Call me a conspiracy theorist but I also do not trust Obama and his team not to add subliminal messages during his address, either visually or verbally.

Being president of the United States does not entitle anyone to automatic trust. Trust must be earned, and so far Barack Obama has not earned it.

Some will accuse me of being a racist because I oppose virtually every item on Obama’s agenda. When a liberal accuses a conservative of being a racist because he or she opposes Obama’s goals, it’s like chalking up every contrary remark by a female to her menstrual cycle. I know my own mind.

Obama is presumably an example of academic excellence (I say ‘presumably’ because he will not release grades or papers from any of the institutions he attended), but why can’t he speak on academic excellence to children AND their parents at home? His team would say he can’t do that because they cannot trust parents to sit down with their children and watch it – they must rely on government employees (teachers) to make sure children hear the speech. Just one more example of how liberals do not trust the American people.

Which is preferable in a Republic – distrust of the government or distrust of the people?

At the very least, if I cannot preview the speech via You Tube or whitehouse.com, my children will be excused from school during the speech.

I hope this is not intended to become an annual event.

P.S. I recall Michelle Obama, herself very well educated, telling an audience of women on the campaign trail that they should not aspire to become doctors and lawyers but that they should aspire to low level service sector jobs – what kind of academic message is that?

P.S.S. I've never written a blog faster. I guess the whole idea of a (potentially) political speech aimed at children touched a nerve.

3 comments:

Anonymous said...

Here is what the Department of Education is saying about it,including suggested teaching topics:

http://www.ed.gov/index.jhtml

You can watch the address live on Whitehouse.gov @ 12 Eastern Standard Time.
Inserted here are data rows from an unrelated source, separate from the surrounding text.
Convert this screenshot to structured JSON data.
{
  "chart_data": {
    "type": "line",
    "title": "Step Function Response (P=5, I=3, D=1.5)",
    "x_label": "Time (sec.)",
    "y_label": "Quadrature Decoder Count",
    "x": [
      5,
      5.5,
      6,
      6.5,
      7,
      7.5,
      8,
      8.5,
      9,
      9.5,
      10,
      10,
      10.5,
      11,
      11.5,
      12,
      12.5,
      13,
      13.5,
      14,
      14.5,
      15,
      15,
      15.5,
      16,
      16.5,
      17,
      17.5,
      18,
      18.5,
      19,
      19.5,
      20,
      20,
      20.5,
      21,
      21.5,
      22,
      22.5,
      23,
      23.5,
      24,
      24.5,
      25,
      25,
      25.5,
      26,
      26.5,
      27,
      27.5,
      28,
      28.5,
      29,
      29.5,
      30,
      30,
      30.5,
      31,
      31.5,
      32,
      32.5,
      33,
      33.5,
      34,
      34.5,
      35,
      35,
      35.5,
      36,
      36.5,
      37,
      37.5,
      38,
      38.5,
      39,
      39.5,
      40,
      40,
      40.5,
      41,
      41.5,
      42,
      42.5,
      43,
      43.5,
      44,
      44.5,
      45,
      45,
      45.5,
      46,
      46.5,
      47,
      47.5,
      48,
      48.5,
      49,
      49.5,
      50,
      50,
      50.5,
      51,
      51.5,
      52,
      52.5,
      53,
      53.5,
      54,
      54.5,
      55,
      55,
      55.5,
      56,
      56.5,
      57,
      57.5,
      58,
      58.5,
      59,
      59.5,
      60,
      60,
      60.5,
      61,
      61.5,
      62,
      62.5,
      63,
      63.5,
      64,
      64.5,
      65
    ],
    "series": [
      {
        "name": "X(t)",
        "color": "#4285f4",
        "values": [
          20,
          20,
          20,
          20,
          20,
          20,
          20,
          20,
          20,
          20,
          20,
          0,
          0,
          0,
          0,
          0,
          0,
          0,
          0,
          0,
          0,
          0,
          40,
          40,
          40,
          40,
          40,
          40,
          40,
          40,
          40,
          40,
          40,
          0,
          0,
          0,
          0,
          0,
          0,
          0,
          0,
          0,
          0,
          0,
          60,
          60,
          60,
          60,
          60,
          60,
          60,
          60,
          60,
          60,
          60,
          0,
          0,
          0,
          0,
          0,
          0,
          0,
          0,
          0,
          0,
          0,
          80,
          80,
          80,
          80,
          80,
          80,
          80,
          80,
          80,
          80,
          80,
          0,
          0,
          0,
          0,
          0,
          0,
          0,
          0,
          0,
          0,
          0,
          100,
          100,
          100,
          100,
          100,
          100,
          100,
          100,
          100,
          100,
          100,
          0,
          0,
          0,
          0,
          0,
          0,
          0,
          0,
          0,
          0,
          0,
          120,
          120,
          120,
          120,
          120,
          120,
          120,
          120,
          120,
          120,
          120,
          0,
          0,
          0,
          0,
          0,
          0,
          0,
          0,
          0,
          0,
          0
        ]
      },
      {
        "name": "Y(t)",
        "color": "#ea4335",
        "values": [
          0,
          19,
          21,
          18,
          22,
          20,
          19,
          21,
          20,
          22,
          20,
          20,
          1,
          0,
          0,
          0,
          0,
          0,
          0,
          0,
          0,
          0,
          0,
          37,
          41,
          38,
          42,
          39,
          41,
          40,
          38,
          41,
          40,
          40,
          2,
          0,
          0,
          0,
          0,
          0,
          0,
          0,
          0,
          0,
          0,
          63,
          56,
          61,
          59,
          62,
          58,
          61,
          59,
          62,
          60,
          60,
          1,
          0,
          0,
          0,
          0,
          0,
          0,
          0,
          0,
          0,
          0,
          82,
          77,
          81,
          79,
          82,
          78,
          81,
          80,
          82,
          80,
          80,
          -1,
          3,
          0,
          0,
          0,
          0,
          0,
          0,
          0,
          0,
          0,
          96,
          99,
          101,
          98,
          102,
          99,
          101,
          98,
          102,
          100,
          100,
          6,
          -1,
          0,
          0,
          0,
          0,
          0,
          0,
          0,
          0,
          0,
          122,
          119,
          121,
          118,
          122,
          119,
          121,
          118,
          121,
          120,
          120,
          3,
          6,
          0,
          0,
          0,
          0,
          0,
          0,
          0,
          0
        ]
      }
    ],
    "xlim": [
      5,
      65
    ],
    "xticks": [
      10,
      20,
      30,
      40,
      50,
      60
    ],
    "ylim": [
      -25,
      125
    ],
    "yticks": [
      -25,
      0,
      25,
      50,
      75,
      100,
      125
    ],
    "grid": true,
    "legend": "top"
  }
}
Good Luck! Deciding what is best for our children is hard and I only have a one year old!

Ivy Skinner said...

I hadn't heard this was going to happen. (Don't watch much news, bad me.) Now I'm leery. Is it mandatory for all public schools to watch it? I'll be doing some research. Thanks.

Cheryl said...

Five excerpts from an AP story about the address with my parenthetical comments:

Oklahoma state Sen. Steve Russell. "This is something you'd expect to see in North Korea or in Saddam Hussein's Iraq." (Piping the voice of the supreme leader into every classroom…reminds me of Soviet Russia.)

Arizona state schools superintendent Tom Horne, a Republican, said lesson plans for teachers created by Obama's Education Department "call for a worshipful rather than critical approach." (Exactly!)

Critics are particularly upset about lesson plans the administration created to accompany the speech. The lesson plans, available online, originally recommended having students "write letters to themselves about what they can do to help the president." (The POTUS is supposed to serve us – not the other way around.)

The White House revised the plans Wednesday to say students could "write letters to themselves about how they can achieve their short-term and long-term education goals." (If Obama and his admin. could be trusted to keep their remarks on this topic alone, then I would not have had a problem with the idea of the speech. They do not know where the boundaries are.)

Quincy, Ill., schools decided Thursday not to show the speech. Superintendent Lonny Lemon said phone calls "hit like a load of bricks" on Wednesday. (I included this excerpt because I have a lot of family in the Quincy area. Just thought it was interesting.)